We’re Showing Baltimore Some Love: #MyBmore Is Going Strong at 300,000+ Posts
In April of 2015, Baltimore launched its first major national marketing campaign, "Visit My Baltimore." And, when you consider that competing East Coast cities had up to seven times Baltimore’s marketing budget for tourism, it made Baltimore’s campaign a huge-ass deal.
Two weeks before the release of Baltimore’s full-page spread in the New York Times, the ground opened beneath us. On April 25th, the news of the tragic death of Freddie Gray, a 25-year-old West Baltimore resident, rocked the city!
Immediately, the marketing campaign was paused to focus all of the necessary attention on the people of Baltimore and their outcry which sounded across the city. During the weeks that followed, residents discovered what Black and brown people had known all their lives. There were indeed two Baltimores.
Though the campaign was relaunched, it was difficult for the celebrity-driven promotion to compete with the city's growing false perception.
Impacted by the dark shadow that was cast by the events of April 2015, the campaign ended with little traction in 2017.
Baltimore’s summer season was on the horizon and there seemed to be no positive story to tell, and no dollars to pull from. How do we get people to want to visit Baltimore, when (on CNN) they have been watching one lone block in Baltimore “on fire” 24-7?
In 2017, the marketing team at Visit Baltimore led by Dionne Joyner-Weems, also a West Baltimore native, discovered that there were roughly 500 posts across social media where Baltimore residents were using #MyBmore. Though most of the posts were two years old, they reflected the humanity, the hurt and the healing that took place in Baltimore’s communities following Baltimore’s Uprising.
Some images were gritty but honest, while others were fun and light. The photos revealed the authenticity and raw beauty of Baltimore’s neighborhoods and its people.

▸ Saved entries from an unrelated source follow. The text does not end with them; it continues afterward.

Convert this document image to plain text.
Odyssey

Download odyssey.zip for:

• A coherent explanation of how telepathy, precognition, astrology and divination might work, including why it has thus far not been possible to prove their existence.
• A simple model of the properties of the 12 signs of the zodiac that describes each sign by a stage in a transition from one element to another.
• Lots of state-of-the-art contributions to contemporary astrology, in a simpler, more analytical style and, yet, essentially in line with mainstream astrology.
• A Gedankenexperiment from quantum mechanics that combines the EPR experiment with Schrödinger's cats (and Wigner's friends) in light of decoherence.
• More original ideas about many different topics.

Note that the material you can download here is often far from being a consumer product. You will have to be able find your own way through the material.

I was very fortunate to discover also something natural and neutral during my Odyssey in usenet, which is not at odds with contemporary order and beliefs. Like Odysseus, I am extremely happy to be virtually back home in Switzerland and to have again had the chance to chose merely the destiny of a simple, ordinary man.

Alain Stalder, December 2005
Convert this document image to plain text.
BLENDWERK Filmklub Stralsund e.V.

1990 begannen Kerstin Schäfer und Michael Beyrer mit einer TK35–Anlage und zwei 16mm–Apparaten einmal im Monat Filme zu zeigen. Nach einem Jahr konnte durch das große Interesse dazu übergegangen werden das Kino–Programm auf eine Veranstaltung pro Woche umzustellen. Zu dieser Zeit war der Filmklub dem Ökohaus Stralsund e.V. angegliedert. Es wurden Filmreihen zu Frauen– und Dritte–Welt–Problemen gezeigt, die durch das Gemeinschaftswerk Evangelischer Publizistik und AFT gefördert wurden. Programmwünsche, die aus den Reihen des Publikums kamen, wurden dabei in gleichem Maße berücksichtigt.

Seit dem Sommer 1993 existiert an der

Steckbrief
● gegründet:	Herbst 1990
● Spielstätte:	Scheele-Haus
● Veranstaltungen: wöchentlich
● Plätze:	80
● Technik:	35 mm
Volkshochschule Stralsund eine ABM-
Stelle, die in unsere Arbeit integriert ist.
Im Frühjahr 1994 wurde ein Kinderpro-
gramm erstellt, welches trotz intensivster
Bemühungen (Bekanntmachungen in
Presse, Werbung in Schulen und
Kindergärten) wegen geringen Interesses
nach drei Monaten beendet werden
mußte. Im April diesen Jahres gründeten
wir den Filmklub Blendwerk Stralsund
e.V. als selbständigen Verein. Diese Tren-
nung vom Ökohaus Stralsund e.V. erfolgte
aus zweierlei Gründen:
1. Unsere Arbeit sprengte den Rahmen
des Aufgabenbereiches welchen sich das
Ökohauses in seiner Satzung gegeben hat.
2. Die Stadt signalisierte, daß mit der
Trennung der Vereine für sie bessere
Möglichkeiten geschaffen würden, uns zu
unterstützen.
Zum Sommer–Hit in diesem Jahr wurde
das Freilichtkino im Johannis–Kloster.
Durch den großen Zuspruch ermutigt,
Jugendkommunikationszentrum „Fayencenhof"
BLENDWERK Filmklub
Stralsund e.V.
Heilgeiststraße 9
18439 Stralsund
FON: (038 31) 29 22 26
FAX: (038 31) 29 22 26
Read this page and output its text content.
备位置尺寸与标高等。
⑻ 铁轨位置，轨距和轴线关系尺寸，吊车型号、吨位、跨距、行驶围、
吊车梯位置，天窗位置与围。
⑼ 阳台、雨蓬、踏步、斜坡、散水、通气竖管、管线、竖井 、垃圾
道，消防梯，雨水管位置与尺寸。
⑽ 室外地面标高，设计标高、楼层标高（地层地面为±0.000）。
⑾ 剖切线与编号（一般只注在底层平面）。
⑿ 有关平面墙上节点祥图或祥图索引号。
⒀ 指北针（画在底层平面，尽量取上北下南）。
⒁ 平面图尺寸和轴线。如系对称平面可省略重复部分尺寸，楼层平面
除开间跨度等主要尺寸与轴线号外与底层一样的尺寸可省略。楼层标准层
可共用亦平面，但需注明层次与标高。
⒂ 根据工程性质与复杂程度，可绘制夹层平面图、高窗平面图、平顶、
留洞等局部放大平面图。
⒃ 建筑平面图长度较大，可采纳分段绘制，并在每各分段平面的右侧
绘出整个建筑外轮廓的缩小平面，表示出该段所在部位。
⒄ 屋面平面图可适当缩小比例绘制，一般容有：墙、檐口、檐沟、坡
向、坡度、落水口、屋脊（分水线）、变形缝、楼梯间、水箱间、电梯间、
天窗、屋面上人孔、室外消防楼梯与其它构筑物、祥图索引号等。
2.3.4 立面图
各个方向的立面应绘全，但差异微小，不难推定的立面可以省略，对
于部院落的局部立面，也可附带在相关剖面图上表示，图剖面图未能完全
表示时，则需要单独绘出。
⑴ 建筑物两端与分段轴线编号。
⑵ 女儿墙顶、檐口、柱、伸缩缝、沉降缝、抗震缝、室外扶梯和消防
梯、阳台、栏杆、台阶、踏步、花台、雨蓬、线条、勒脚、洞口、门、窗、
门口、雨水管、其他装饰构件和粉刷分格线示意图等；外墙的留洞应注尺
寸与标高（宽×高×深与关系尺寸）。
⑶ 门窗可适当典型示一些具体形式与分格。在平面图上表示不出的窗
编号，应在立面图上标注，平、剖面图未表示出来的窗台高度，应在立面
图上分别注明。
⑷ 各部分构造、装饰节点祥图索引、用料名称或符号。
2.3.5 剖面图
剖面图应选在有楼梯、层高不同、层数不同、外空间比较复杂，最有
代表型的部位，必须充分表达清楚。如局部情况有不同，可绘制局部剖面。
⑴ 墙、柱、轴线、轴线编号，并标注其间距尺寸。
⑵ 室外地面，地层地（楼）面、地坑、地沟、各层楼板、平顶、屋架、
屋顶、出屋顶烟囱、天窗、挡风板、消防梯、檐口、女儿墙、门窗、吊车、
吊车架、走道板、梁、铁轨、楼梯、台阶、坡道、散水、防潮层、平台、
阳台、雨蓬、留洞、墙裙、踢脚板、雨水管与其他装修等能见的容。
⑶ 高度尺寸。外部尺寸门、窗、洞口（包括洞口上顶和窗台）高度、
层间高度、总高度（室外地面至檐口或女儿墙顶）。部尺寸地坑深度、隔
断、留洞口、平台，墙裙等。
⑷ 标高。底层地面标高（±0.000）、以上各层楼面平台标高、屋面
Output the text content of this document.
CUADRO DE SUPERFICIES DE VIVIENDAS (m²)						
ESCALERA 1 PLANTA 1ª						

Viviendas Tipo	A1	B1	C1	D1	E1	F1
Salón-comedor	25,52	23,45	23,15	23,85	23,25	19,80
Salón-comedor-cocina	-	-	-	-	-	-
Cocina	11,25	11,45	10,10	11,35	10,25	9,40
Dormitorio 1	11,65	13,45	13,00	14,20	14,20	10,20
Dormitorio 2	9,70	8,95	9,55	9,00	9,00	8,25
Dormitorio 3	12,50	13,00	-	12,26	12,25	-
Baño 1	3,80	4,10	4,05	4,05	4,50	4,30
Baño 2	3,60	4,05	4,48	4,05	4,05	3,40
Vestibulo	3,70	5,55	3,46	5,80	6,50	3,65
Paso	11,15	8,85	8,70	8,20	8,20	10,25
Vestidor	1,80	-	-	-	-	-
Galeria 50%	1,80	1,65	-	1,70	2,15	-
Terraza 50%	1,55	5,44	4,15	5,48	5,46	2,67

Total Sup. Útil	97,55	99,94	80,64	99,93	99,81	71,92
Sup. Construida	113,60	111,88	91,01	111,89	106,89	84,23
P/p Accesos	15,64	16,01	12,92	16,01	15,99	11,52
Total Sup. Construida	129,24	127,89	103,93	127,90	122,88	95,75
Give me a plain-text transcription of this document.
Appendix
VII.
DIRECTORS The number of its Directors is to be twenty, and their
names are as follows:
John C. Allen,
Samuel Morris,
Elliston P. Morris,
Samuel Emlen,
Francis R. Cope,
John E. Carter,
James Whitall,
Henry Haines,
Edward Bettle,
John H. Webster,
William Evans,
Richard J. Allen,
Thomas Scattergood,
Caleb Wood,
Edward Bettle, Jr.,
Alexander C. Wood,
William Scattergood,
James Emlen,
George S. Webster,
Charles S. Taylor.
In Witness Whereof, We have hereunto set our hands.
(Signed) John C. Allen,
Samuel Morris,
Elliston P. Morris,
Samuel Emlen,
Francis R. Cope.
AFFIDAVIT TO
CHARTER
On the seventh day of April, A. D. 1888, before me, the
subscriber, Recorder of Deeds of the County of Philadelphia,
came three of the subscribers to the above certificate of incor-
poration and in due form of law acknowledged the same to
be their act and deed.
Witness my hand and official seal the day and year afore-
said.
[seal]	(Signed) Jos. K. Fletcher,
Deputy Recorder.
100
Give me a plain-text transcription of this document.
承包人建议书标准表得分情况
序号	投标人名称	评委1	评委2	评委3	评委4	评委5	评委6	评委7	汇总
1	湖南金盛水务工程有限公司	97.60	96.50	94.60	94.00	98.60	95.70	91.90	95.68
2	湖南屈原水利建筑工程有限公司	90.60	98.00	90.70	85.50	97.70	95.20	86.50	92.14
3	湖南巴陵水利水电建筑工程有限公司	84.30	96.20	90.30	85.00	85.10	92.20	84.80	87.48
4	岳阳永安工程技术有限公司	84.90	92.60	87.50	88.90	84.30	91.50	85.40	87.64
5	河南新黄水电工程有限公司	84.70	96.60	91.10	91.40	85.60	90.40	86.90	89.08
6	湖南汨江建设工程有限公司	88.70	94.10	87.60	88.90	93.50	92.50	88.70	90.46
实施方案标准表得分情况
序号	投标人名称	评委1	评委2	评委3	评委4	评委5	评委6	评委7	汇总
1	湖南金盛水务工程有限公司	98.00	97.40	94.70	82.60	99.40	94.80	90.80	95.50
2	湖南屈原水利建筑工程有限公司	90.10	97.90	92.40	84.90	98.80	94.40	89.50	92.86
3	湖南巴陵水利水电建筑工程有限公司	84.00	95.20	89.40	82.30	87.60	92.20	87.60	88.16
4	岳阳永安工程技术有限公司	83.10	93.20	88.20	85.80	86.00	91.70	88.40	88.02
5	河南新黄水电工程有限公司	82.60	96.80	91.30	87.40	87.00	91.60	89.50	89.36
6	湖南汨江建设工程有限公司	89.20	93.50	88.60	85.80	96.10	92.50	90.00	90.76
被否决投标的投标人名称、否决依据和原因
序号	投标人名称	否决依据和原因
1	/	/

“Why spend our time trying to sway the world to see us, when our focus should be on elevating how the people of Baltimore see themselves,” Dionne Joyner-Weems exclaimed. And, it was then that the #MyBmore movement was born.
Today, the #MyBmore project has grown from 500 posts to more than 300,000, a dramatic feat for a grassroots city-wide movement.
It is fair to say that #MyBmore will forever mark the moment when the people of Baltimore stopped imploring the world to acknowledge their gifts, but instead, they grabbed the camera by the lens and showed the world who they are.